Pekan Nabalu ( in English), also known as the Heart of the West Coast Division, is a town and mukim (township) of the Kota Belud District of Sabah, Malaysia. It is located within the Crocker Range, near the foothills of Mount Kinabalu, right in the middle of the upper West Coast Division and this town is a frequent stop for hikers en route to Kinabalu Park. It lies at the tripoint border of the districts of Kota Belud, Tuaran, and Ranau, and serves as a market hub for both locals and tourists. This town is also one of the West Coast Division towns that provided good strategic economic locations in terms of neighboring towns diplomatic & community relations.

== Geography ==
Pekan Nabalu is situated within the Crocker Mountains near the foothills of Mount Kinabalu, the highest mountain in Malaysia and Borneo. Located 12 kilometres from Kinabalu Park and right in the middle of the West Coast Division of Sabah (become the reason the town called the Heart of the West Coast Division), Pekan Nabalu is a popular resting point for tourists making their way to the national park.

Administratively, Pekan Nabalu is a mukim (township) of Kota Belud District in Sabah, located along Kota Belud District's tripoint border with the other districts of Tuaran and Ranau.

== History ==
The origin of the name "Nabalu" for this town is taken from the name of the Nabalu flower which grows in the forests and hills surrounding this town.

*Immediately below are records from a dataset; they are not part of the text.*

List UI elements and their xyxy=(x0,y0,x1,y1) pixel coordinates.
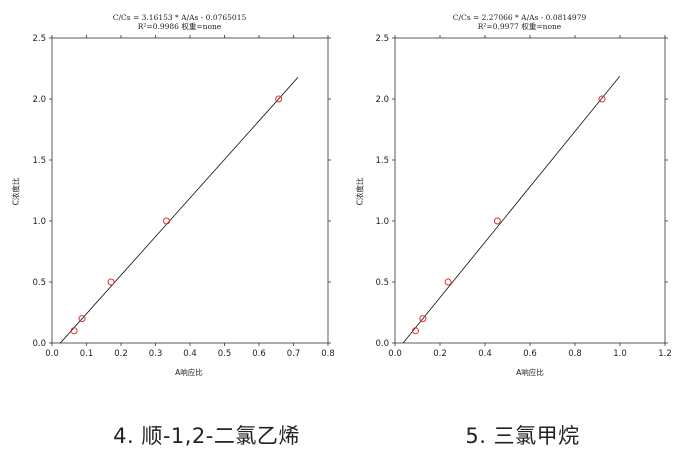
y-tick-label: 0.5 xyxy=(32,278,46,288)
chart-caption: 4. 顺-1,2-二氯乙烯 xyxy=(113,424,300,448)
y-tick-label: 1.0 xyxy=(375,217,389,227)
x-axis-label: A响应比 xyxy=(516,368,544,377)
x-tick-label: 0.7 xyxy=(287,349,301,359)
plot-frame xyxy=(51,37,329,344)
x-tick-label: 0.2 xyxy=(114,349,128,359)
y-tick-label: 0.0 xyxy=(32,339,46,349)
y-axis-label: C浓度比 xyxy=(355,177,365,206)
data-point xyxy=(78,315,86,323)
r2-text: R²=0.9986 权重=none xyxy=(137,22,222,31)
equation-text: C/Cs = 2.27066 * A/As - 0.0814979 xyxy=(452,13,587,22)
x-tick-label: 0.5 xyxy=(218,349,232,359)
y-axis-label: C浓度比 xyxy=(11,177,21,206)
r2-text: R²=0.9977 权重=none xyxy=(477,22,562,31)
x-tick-label: 0.0 xyxy=(388,349,402,359)
x-tick-label: 0.0 xyxy=(45,349,59,359)
data-point xyxy=(444,278,452,286)
x-tick-label: 0.4 xyxy=(183,349,197,359)
y-tick-label: 2.5 xyxy=(375,34,389,44)
data-point xyxy=(419,315,427,323)
data-point xyxy=(411,327,419,335)
y-tick-label: 0.5 xyxy=(375,278,389,288)
x-tick-label: 0.8 xyxy=(568,349,582,359)
y-tick-label: 1.5 xyxy=(32,156,46,166)
x-tick-label: 0.1 xyxy=(80,349,94,359)
data-point xyxy=(275,95,283,103)
y-tick-label: 2.0 xyxy=(32,95,46,105)
data-point xyxy=(493,217,501,225)
plot-frame xyxy=(394,37,666,344)
y-tick-label: 2.5 xyxy=(32,34,46,44)
x-tick-label: 0.2 xyxy=(433,349,447,359)
x-tick-label: 0.3 xyxy=(149,349,163,359)
y-tick-label: 1.5 xyxy=(375,156,389,166)
chart-svg: 0.0 0.1 0.2 0.3 0.4 0.5 0.6 0.7 0.8 0.0 0.5 1.0 1.5 2… xyxy=(32,34,335,359)
x-tick-label: 1.0 xyxy=(613,349,627,359)
x-tick-label: 0.6 xyxy=(252,349,266,359)
fit-line xyxy=(59,77,299,344)
x-tick-label: 0.4 xyxy=(478,349,492,359)
data-point xyxy=(107,278,115,286)
x-tick-label: 0.6 xyxy=(523,349,537,359)
y-tick-label: 0.0 xyxy=(375,339,389,349)
chart-panel-right: C/Cs = 2.27066 * A/As - 0.0814979 R²=0.9… xyxy=(343,0,686,400)
data-point xyxy=(598,95,606,103)
equation-text: C/Cs = 3.16153 * A/As - 0.0765015 xyxy=(112,13,247,22)
chart-panel-left: C/Cs = 3.16153 * A/As - 0.0765015 R²=0.9… xyxy=(0,0,343,400)
data-point xyxy=(163,217,171,225)
x-axis-label: A响应比 xyxy=(175,368,203,377)
x-tick-label: 0.8 xyxy=(321,349,335,359)
data-point xyxy=(70,327,78,335)
chart-svg: 0.0 0.2 0.4 0.6 0.8 1.0 1.2 0.0 0.5 1.0 1.5 2.0 2.5 xyxy=(375,34,672,359)
y-tick-label: 1.0 xyxy=(32,217,46,227)
chart-caption: 5. 三氯甲烷 xyxy=(465,424,580,448)
x-tick-label: 1.2 xyxy=(658,349,672,359)
fit-line xyxy=(402,75,621,344)
y-tick-label: 2.0 xyxy=(375,95,389,105)
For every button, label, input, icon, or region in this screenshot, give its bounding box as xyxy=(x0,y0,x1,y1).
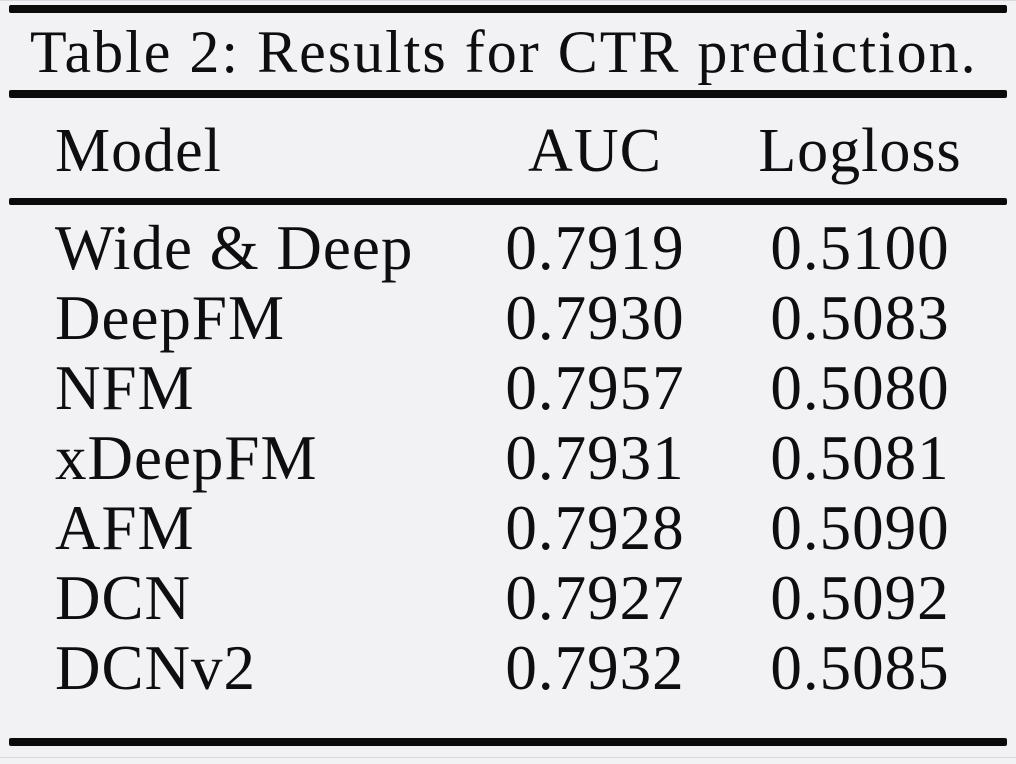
table-row: DeepFM 0.7930 0.5083 xyxy=(0,283,1016,353)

Tunku Azizah Aminah Maimunah Iskandariah, the 16th queen consort of Malaysia, visited the town on 5 September 2023 as part of the 2,154-kilometre royal tour "Travel to Discover Borneo".

== Demographics ==

According to the last census in 2020, the population of Pekan Nabalu is estimated to have a population of around 8,188 with the majority of the population being Kadazan-Dusun who are Christian with a percentage of 90% and a minority of Kadazan-Dusun who are Muslim with a percentage of 10% of the population.

== Economy ==
Agriculture, handicrafts, and textiles are the main sources of income for the residents of the town. Tourism is another important source of income; the Nabalu Weekly Market is visited by locals and tourists alike for food and drink before the trek to Mount Kinabalu. There are also several restaurants in Pekan Nabalu with a view of Mount Kinabalu. In 2023, Joniston Bangkuai, Sabah's assistant tourism, culture and environment minister, proposed starting a pineapple and fruits festival in Pekan Nabalu to promote the area's local producers and agrotourism.

== Education & Sports ==
The primary school SK Dalas, Kota Belud is located near Pekan Nabalu and is the main educational facility serving the residents of Pekan Nabalu locally.